In The Sorcerer’s Apprentice, main character Dave is a nerdy loner preoccupied with building a Tesla coil project in a dark basement. His roommate Bennet has other ideas about what it means to get the most out of college. In trying to get Dave to go party on his birthday, Bennet pitches him on his favorite animal: the gray wolf. “The gray wolf is a pack animal,” Bennet explains. “He must find a mate. He must hunt and grunt. He must participate!”
I would love to call my grandparents every day, but life gets busy. I try to ask them at least some of the many questions I have whenever I meet them. What was it like growing up after the war? How did the 70s feel to someone in their 30s? And so on. But I can’t participate as much in their lives as I would like, and that’s just life sometimes. Sad, but life.
A few years ago, someone in our family had a great idea: Let’s give grandma and grandpa a digital picture frame. We bought it, set it up, and now, we can all send photos to them whenever we’d like. A photo on a frame hits different than one in a chat message, but the process is just as simple. You open the app, pick a pic, add a caption if you want to, then hit “Send.” Moments later, it pops up on the frame in our grandparents’ kitchen and becomes part of the usual rotation. They might not see it instantly, but at some point over the next few days, they’ll notice: “Hey, there’s a new picture! Looks like the kids went to a Roman restaurant!” It’s almost like sending a tiny letter—a small but meaningful way of participating.
It’s great to want to be the best friend in history, and there surely are times to drop everything else and show up. But most of the time, most of us can only keep up with each other on occasion. Yet, even if you only see each other in person once a year, you can still participate. Participation can be small. A quick chat message. A song recommendation that made you think of them. Or a picture uploaded to a frame.

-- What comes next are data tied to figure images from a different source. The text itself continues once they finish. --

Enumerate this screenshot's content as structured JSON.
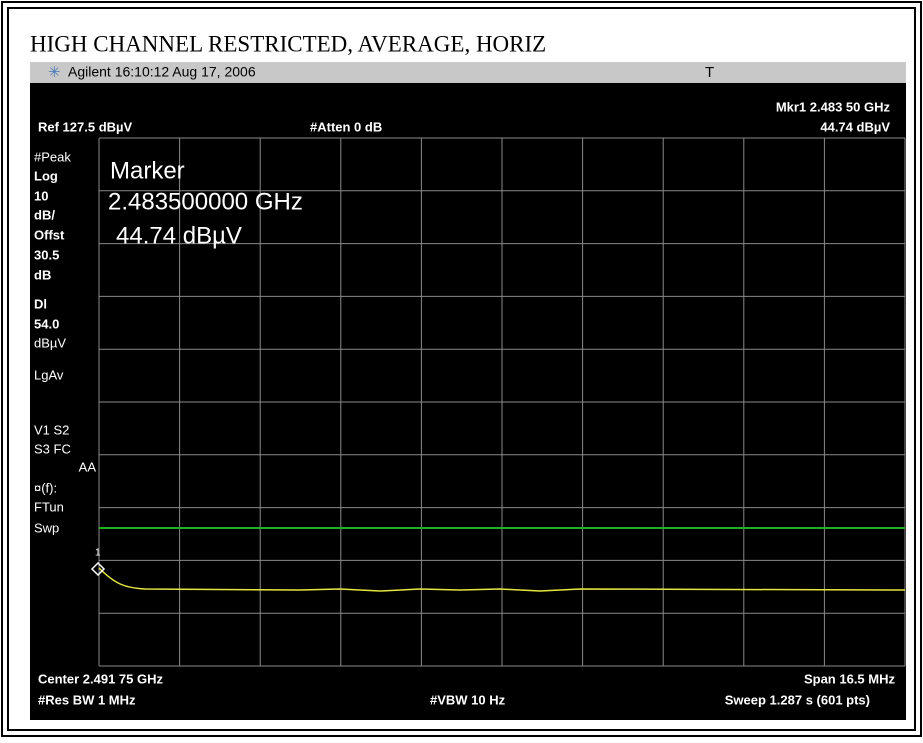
{
  "title": "HIGH CHANNEL RESTRICTED, AVERAGE, HORIZ",
  "titlebar": {
    "brand": "Agilent 16:10:12 Aug 17, 2006",
    "mode": "T"
  },
  "header": {
    "marker_freq": "Mkr1 2.483 50 GHz",
    "ref_level": "Ref 127.5 dBµV",
    "atten": "#Atten 0 dB",
    "marker_level": "44.74 dBµV"
  },
  "left_labels": [
    "#Peak",
    "Log",
    "10",
    "dB/",
    "Offst",
    "30.5",
    "dB",
    "Dl",
    "54.0",
    "dBµV",
    "LgAv",
    "V1  S2",
    "S3  FC",
    "AA",
    "¤(f):",
    "FTun",
    "Swp"
  ],
  "marker_box": {
    "title": "Marker",
    "frequency": "2.483500000 GHz",
    "level": "44.74 dBµV"
  },
  "marker_number": "1",
  "footer": {
    "center": "Center 2.491 75 GHz",
    "span": "Span 16.5 MHz",
    "rbw": "#Res BW 1 MHz",
    "vbw": "#VBW 10 Hz",
    "sweep": "Sweep 1.287 s (601 pts)"
  }
}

Later in the movie, Dave asks Bennet for his help. He got roped into an ancient war between powerful wizards, and it’s time for the good guys to win. When he finds Dave working on a solution to a magic problem with Becky, his childhood crush—whom Bennet has been encouraging him to go after a dozen times—the big guy breaks into a smile: “I don’t know what you’re into here, Dave, but whatever it is, you are definitely participating!”